O foguete comercial brasileiro HANBIT-Nano foi lançado com sucesso, marcando um novo capítulo na exploração espacial do país.
Na noite de 22 de dezembro de 2025, o Brasil fez história ao lançar o foguete HANBIT-Nano, o primeiro foguete comercial a ser lançado de seu território. O evento ocorreu no Centro de Lançamento de Alcântara (CLA), no Maranhão, e marca a entrada do Brasil no competitivo mercado global de lançamentos espaciais, que é dominado por países como Estados Unidos, China e nações europeias.
O que é o foguete HANBIT-Nano?
Desenvolvido pela empresa sul-coreana Innospace, o HANBIT-Nano tem cerca de 21 metros de altura, o equivalente a um prédio de sete andares, e pesa cerca de 30 toneladas, o que é similar ao peso de 20 carros populares. O foguete foi projetado para realizar missões orbitais leves e pode alcançar velocidades próximas a 30 mil km/h, mais de 27 vezes a velocidade de um avião comercial. O lançamento foi parte da Operação Spaceward 2025, coordenada pela Força Aérea Brasileira (FAB).
Detalhes da Missão
O foguete leva ao espaço um total de oito dispositivos, sendo sete brasileiros e um indiano, que incluem dois nanossatélites desenvolvidos pela Universidade Federal de Santa Catarina (UFSC). Esses satélites têm como objetivo estudar sistemas de comunicação de baixo consumo energético aplicáveis à Internet das Coisas (IoT). Além disso, a missão inclui um satélite educacional que foi equipado com tecnologias experimentais, como placas solares e instrumentos de navegação, e que carrega mensagens de alunos da rede pública local, envolvendo crianças e jovens de comunidades quilombolas.
Implicações e Oportunidades
O lançamento do HANBIT-Nano não apenas representa um avanço tecnológico para o Brasil, mas também abre portas para o desenvolvimento de uma indústria espacial nacional. Com o CLA localizado próximo à Linha do Equador, a base de Alcântara é considerada estratégica para lançamentos orbitais, permitindo uma economia significativa de combustível.
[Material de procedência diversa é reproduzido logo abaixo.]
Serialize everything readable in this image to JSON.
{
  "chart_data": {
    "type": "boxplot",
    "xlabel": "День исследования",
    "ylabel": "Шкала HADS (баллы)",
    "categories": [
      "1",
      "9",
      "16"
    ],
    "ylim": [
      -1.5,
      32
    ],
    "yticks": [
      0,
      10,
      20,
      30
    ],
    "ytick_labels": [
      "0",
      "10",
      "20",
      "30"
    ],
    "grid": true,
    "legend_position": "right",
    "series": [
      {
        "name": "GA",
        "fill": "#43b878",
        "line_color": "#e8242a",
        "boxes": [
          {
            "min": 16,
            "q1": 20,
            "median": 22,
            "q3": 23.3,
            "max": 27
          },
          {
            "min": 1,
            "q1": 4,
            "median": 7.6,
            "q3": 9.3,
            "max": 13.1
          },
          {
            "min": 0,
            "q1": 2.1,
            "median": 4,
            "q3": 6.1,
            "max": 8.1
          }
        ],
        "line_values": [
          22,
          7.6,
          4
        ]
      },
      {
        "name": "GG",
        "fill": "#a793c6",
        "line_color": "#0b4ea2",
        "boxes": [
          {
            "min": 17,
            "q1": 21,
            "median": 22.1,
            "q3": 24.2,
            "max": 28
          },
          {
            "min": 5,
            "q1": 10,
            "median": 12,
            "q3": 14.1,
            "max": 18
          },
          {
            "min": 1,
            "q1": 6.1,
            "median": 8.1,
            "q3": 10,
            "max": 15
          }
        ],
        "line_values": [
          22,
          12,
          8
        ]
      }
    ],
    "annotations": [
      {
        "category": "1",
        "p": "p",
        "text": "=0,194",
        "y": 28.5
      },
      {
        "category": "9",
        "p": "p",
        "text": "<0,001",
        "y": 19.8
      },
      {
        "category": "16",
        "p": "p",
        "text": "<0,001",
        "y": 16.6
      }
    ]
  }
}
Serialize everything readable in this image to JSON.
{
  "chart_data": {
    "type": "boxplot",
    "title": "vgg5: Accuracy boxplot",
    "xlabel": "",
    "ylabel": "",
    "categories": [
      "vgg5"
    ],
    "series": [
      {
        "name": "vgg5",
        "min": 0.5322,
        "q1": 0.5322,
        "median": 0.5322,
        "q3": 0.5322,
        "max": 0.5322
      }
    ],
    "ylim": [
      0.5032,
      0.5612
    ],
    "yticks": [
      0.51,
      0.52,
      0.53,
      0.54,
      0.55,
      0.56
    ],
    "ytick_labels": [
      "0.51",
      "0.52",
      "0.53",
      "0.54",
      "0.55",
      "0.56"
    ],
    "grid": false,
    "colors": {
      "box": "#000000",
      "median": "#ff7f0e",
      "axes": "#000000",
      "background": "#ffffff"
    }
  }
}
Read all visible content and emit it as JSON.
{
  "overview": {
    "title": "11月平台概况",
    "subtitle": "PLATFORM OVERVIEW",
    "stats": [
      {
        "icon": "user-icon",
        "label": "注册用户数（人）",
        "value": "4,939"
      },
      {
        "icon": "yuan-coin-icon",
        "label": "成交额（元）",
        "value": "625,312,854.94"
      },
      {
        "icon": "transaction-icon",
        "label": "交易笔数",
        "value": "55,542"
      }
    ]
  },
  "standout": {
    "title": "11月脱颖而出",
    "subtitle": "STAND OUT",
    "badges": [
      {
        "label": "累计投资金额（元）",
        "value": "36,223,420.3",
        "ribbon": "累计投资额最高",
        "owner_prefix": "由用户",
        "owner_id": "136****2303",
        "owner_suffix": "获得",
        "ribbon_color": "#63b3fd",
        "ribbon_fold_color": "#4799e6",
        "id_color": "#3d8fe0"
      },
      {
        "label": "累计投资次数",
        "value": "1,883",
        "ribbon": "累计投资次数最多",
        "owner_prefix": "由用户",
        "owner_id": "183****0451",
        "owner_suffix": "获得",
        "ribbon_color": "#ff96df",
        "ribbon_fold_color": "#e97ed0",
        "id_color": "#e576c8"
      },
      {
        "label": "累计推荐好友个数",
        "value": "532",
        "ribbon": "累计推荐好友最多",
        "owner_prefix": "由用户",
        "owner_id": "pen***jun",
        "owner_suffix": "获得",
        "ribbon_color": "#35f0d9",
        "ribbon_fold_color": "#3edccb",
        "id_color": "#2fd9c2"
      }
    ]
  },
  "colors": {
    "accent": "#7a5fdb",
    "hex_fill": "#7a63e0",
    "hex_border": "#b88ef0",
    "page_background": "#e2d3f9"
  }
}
Isso pode tornar o Brasil um player relevante no crescente mercado de lançamentos comerciais.
Com a participação de cerca de 400 profissionais na missão, sendo 300 militares, o evento destaca a colaboração entre o setor público e privado na busca pela autonomia tecnológica do país no campo espacial. O sucesso do HANBIT-Nano poderá inspirar novas iniciativas e investimentos no setor, contribuindo para o crescimento econômico e científico do Brasil.